Thats precisely why I retired my 4x10 cab, and now use Avatars 2x10 and 1x12 cabs. Besides being easier to throw into the backseat of a 4-door sedan, my lower back is extremely appreciative.
25 years ago, i gutted a 1986 Hartke 4x10 aluminiums cab to have a vertical 4x10 built from the speakers, to see how it would sound.. my reasoning was a "micro-mini wall of sound" based on the Dead's vertical tower approach. It sounded thin and diffuse, but i always thought the idea was more workable than that particular execution.
Glad to see it's something that's being reconsidered and that is actually working well.
Back to the OP's original question - I use a SWR Workingpro 2x10 reguarly. Works well in my 10 piece blues band (we have brass, keys, guitar & up to 3 vocals). Tho you'll need to mount it on top of something or put it on an angle facing your head. Our volume isn't that loud so it will depend on what type of band you're in.
Thanks for all the input, very much appreciated.
I prefer carrying modular 210's or a wheeling a full 810 to a 410 load in and subsequent stage dead lift any day.
I've actually had this discussion with the Jim and Henry at Bag End. 2 2x10's sound bigger than a 4x10 because the box internal area is larger. You also get flexibility. If a 2x10 will do the gig, why take 4? I wished I would have listened. I tote a 4x10 to all gigs.
yep, I'm wishing I had two 2x10 instead of my Eden 4x10.
I just switched to vertically stacked 2x10's for the exact reasons mentioned in the thread. So far very happy with results. Also the small footprint is much appreciated by other band members.
2 Berg HS 210's here. Love'em stacked vertical no matter the amp used. I no longer own a 4x10 because of the sound and ease of moving the Bergs.
2 ACME B2's here stacked vertically.
For insane gigs(or appearance) the above gets doubled(2 vertical stacks).
Our last(years back) Houston Livestock and Rodeo tent gig put us back-to-back against a tent with fools who would not turn down or cooperate on breaks and playing times. We finally went to insane volume level(ear plugs go in at this point) and started playing the EXACT songs they played except we lowered them a half-step and played just behind their timing. This was relatively easy as we've all been playing for 40+ years and our drummer is a clock(unless well-endowed women hit the dance floor). What happened in the other band's tent made it worth the trouble...
I had the 4 ACME B2's at that show because there was no FOH for bass.
With the ultralight and class-d SMPS amps out today, this is a MUCH better option and frees up more space on the stage than a lead-sled with a 4x10s.
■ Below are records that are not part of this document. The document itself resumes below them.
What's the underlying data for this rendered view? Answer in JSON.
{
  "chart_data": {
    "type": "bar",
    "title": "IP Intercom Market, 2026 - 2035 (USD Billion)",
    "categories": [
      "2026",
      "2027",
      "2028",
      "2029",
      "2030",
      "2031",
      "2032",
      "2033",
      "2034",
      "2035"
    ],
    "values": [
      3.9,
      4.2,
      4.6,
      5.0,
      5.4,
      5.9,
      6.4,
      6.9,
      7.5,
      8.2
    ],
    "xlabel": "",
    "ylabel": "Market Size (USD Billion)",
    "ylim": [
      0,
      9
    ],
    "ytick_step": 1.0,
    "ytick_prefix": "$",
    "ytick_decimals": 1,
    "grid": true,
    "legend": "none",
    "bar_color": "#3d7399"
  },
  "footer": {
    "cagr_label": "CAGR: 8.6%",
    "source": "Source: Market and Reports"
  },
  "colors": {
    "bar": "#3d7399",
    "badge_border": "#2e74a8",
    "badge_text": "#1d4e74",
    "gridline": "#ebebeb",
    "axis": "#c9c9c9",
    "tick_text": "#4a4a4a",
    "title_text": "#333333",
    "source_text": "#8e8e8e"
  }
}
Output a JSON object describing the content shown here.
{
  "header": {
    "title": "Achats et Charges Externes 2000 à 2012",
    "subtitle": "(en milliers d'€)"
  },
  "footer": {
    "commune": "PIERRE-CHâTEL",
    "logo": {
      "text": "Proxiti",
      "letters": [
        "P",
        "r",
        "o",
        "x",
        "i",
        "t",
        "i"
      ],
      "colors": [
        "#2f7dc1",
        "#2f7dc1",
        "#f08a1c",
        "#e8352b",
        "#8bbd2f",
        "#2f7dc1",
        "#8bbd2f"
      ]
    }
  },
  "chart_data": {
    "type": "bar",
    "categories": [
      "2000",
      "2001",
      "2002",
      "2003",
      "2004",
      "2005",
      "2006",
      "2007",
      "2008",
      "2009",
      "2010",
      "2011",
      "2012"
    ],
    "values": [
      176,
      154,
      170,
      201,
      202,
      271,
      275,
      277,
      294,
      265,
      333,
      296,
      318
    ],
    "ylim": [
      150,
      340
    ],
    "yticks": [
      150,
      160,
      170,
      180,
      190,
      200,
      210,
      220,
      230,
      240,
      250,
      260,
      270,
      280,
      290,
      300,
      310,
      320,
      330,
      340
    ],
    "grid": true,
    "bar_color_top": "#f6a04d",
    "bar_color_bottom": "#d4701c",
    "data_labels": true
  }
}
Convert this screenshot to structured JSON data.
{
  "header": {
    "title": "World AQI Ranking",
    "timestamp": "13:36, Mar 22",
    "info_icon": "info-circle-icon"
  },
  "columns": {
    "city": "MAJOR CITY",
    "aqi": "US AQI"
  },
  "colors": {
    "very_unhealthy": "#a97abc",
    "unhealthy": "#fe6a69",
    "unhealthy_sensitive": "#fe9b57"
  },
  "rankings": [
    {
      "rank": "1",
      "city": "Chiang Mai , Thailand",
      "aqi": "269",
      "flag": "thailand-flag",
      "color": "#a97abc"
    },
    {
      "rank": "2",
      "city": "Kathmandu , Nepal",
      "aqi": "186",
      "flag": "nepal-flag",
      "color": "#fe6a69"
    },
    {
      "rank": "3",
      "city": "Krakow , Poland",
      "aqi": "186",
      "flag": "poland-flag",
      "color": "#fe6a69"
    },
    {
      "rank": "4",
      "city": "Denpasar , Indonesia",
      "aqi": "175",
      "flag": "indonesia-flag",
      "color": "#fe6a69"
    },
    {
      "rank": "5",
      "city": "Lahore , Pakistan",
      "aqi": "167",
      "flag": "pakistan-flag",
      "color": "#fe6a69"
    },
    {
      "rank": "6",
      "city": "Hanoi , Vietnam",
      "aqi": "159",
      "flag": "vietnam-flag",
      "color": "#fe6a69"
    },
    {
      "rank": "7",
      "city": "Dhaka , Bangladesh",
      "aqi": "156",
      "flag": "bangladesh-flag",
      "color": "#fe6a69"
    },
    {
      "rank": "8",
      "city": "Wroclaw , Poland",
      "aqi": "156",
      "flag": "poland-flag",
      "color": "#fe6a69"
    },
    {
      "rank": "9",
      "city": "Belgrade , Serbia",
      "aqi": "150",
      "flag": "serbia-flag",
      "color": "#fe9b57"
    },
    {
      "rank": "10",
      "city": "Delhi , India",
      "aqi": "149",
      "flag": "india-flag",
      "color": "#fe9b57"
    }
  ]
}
Tube is a different story, but for a light footprint on stage this is a great, very audible option. I'm kicking around doing it myself sooner or later.
Not sure if it's the Toyota or Honda mini-van, but one of those will take two GK 2x10 cabs in the back 'drop down' bin. That puts them out of sight. Don't know if other makes would fit or not.
I love 2x10 cabs!!!
That a vertical 410 sounds thinner then a regular 410 is due to two things:
1: the bafflestep is at a lower frequency for the regular 410 which will make the cab sound fuller
2: the 4 drivers are located nearer to the floor in a regular 410 which adds some extra dB's in the lower frequencies.